When it does not apply

It does not apply as a substitute for randomized trials when those are feasible and ethical: PSM corrects confounding from observed covariates but not from unobserved confounders. It does not apply when there is lack of overlap between groups: if treated and control propensity-score distributions do not share a common region, matching forces invalid extrapolation. It does not apply in scenarios where treatment causes the covariates used in the score: post-treatment covariates introduce bias. It does not replace mechanism analysis: PSM estimates the average effect under ignorability, does not explain how the effect occurs.

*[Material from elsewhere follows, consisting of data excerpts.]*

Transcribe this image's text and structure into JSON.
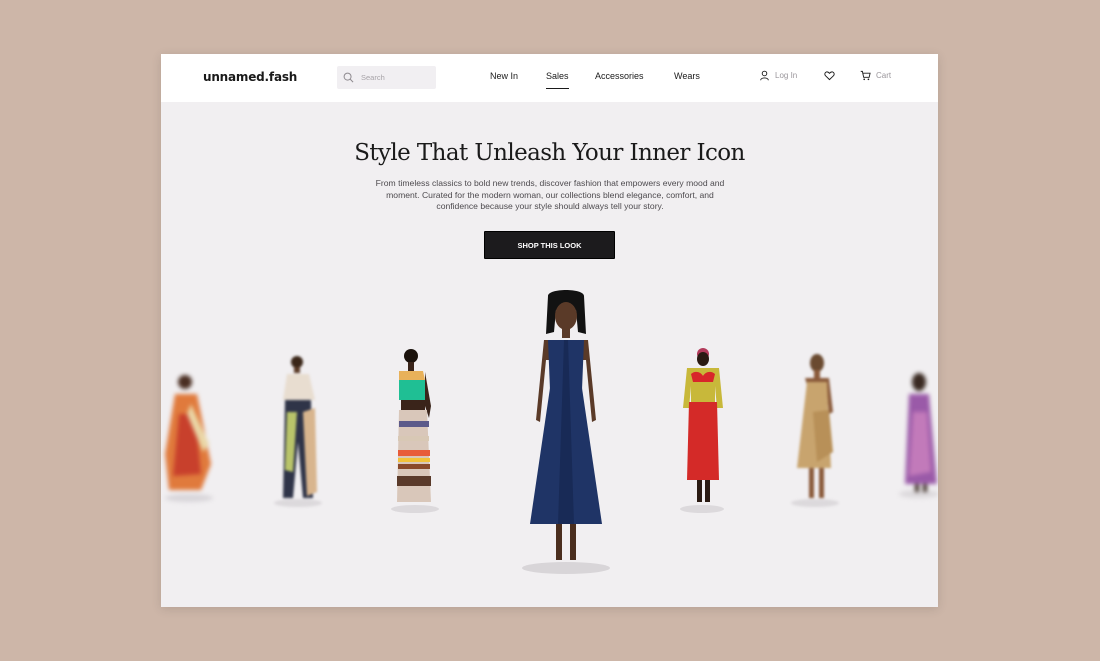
{
  "brand": {
    "logo_text": "unnamed.fash"
  },
  "search": {
    "placeholder": "Search",
    "icon": "search-icon"
  },
  "nav": {
    "items": [
      {
        "label": "New In",
        "active": false
      },
      {
        "label": "Sales",
        "active": true
      },
      {
        "label": "Accessories",
        "active": false
      },
      {
        "label": "Wears",
        "active": false
      }
    ]
  },
  "header_actions": {
    "login_label": "Log In",
    "login_icon": "user-icon",
    "wishlist_icon": "heart-icon",
    "cart_label": "Cart",
    "cart_icon": "cart-icon"
  },
  "hero": {
    "title": "Style That Unleash Your Inner Icon",
    "subtitle": "From timeless classics to bold new trends, discover fashion that empowers every mood and moment. Curated for the modern woman, our collections blend elegance, comfort, and confidence because your style should always tell your story.",
    "cta_label": "SHOP THIS LOOK"
  },
  "colors": {
    "page_bg": "#cdb6a8",
    "hero_bg": "#f1eff1",
    "cta_bg": "#1c1b1d"
  }
}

In small samples, PSM loses statistically to simpler alternatives (regression with adjustment); PSM benefits appear in moderate to large $n$ .

Applications by field

— Pharmacoepidemiology: drug comparison in real-world practice using claims data; FDA increasingly accepts PSM evidence in regulatory decisions. — Health economics: effect of health insurance, public health programs. — Political science: effect of democratic institutions, conflict interventions. — Education: evaluation of voluntary programs where randomization is not feasible.

Common pitfalls

The first pitfall is treating PSM as magic that eliminates confounding: PSM corrects only observed-covariate confounding; unmeasured confounders remain a threat. Rosenbaum sensitivity analysis is partial defense. The second is failing to check post-matching balance: successful matching produces standardized mean difference < 0.1 on each covariate; without this check, balance may be illusion. The third is ignoring lack of overlap: very sick patients on treatment may have no control counterpart, and vice versa; restricting analysis to the overlap region is standard practice. The fourth is using the same score for unrelated subsequent analyses: PSM is specific to the studied outcome and covariates. The fifth is confusing PSM with classical regression with covariate adjustment: both are complementary; PSM has interpretability advantages for balance, regression can be more statistically efficient in some scenarios.